Le CHRC condamne les attaques militaires thaïlandaises, les qualifiant de « grave menace pour la paix et de violations flagrantes des droits de l'homme »
AKP Phnom Penh, le 08 décembre 2025 --
Le Comité cambodgien des droits de l'homme (CHRC) a exprimé sa profonde préoccupation et a fermement condamné les attaques brutales, illégales et inhumaines perpétrées par les forces armées thaïlandaises contre l'intégrité territoriale du Cambodge et les civils cambodgiens le long de la frontière khméro-thaïlandaise les 7 et 8 décembre.
D’après les principaux médias internationaux, dont CNN, BBC, Al Jazeera, Reuters et The Guardian, les forces thaïlandaises ont lancé de multiples assauts contre les troupes cambodgiennes et les zones civiles avoisinantes. Ces frappes, qui auraient impliqué l'utilisation d'armes lourdes, d'avions de chasse F-16 et d'agents chimiques, ont fait de nombreux morts et blessés parmi les civils cambodgiens.

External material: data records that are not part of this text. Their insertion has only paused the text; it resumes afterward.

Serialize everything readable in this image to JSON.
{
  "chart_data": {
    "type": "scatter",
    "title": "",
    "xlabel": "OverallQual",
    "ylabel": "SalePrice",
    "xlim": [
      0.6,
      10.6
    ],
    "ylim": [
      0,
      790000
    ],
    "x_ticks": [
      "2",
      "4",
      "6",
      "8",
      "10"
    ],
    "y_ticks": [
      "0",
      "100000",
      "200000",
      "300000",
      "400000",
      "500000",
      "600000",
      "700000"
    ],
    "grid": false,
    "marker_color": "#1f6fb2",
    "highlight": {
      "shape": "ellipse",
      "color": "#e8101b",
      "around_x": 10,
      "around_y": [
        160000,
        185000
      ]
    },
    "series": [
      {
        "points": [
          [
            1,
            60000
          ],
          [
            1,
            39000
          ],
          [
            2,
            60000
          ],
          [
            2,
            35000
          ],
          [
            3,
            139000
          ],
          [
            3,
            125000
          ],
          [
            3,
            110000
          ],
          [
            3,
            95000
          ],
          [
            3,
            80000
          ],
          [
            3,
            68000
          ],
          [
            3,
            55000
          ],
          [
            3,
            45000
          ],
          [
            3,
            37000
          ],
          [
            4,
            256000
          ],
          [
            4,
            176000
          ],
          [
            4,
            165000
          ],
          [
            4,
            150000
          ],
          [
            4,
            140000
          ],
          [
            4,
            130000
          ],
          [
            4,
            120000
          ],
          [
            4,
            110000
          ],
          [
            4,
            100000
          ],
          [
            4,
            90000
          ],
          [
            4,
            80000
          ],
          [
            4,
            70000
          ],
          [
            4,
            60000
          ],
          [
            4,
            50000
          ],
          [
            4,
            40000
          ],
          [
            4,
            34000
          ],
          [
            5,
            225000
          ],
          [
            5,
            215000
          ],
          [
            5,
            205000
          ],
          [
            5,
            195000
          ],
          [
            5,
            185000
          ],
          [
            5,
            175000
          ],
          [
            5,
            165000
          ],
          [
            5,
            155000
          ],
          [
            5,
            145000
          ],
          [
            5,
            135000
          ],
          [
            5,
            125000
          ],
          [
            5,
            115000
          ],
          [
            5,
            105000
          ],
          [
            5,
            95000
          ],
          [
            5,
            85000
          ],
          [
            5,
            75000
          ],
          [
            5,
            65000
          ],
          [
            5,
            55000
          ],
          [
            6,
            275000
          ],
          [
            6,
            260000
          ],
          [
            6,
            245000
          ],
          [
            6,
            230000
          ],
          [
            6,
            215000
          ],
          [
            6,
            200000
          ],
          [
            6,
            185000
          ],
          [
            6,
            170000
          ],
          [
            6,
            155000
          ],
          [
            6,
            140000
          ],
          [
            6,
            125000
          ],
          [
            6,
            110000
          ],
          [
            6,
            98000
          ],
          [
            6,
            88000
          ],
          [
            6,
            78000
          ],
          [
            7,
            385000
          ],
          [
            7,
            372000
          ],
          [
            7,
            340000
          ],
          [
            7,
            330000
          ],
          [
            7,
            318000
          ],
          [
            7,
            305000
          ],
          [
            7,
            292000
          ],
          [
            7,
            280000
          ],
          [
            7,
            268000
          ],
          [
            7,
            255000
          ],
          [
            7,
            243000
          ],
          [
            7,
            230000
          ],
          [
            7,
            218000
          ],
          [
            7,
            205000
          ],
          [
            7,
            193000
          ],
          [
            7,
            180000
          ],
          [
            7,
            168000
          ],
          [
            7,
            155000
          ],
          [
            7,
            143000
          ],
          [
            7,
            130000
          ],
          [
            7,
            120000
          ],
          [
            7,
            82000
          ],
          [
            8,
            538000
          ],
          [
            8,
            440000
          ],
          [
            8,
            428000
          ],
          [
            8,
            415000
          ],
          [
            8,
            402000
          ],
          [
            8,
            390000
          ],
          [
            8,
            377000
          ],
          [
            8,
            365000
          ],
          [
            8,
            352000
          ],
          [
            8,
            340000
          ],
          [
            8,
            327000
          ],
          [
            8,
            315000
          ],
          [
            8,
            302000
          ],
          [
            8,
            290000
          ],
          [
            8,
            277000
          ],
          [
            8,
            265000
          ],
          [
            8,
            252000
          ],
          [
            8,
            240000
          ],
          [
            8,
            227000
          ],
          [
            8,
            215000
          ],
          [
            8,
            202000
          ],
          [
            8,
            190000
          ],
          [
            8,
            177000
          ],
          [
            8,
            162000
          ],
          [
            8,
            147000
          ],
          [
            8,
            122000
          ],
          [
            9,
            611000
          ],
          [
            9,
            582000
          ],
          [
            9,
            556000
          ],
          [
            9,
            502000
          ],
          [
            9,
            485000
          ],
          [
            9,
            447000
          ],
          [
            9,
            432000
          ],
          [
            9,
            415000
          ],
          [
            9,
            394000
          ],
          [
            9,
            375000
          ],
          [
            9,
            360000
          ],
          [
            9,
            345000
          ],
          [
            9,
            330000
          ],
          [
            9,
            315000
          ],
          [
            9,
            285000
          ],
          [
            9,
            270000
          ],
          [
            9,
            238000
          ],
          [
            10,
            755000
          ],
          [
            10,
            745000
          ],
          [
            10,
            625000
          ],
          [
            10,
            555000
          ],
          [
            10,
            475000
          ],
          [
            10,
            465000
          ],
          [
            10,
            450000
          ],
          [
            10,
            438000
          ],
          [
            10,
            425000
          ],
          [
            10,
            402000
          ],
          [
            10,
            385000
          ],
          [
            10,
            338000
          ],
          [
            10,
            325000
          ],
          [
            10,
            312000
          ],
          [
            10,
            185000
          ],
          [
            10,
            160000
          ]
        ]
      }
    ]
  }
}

Le CHRC a déclaré que ces attaques constituaient de graves violations de la Charte de l’ONU, de la Charte de l'ASEAN, du droit international humanitaire et des droits de l'homme, ainsi que des accords bilatéraux de cessez-le-feu et de la Déclaration conjointe Cambodge-Thaïlande sur l'accord de paix, récemment signée à Kuala Lumpur, en présence du président américain, Donald J. Trump, et du Premier ministre malaisien, Anwar Ibrahim. Le Comité a affirmé que les actions des forces thaïlandaises compromettaient la paix régionale et contrevenaient aux valeurs fondamentales d'unité et d'esprit communautaire de l'ASEAN.
Le CHRC a exhorté la communauté internationale et régionale à condamner les actions de la Thaïlande et à faire pression sur ce pays afin qu'il mette immédiatement fin à son agression et assume l'entière responsabilité, en vertu du droit international, des dommages causés.
Le Comité a réaffirmé que, quelles que soient les situations de conflit, les droits de l'homme et le droit international humanitaire devaient être respectés, et que l'intégrité territoriale et la vie des citoyens cambodgiens doivent être protégées.
Il a ajouté que le Cambodge demeurait déterminé à respecter le cessez-le-feu, à mettre en œuvre tous les accords de paix conclus avec la Thaïlande et à rechercher des solutions pacifiques et légales à tous les différends. Le Cambodge continue de rejeter toute forme de recours à la force ou d'intimidation.
Le CHRC a déclaré qu'il continuerait de surveiller, de documenter et de signaler toutes les violations des droits de l'homme découlant des actions des forces thaïlandaises et qu'il était solidaire des civils cambodgiens touchés par les attaques.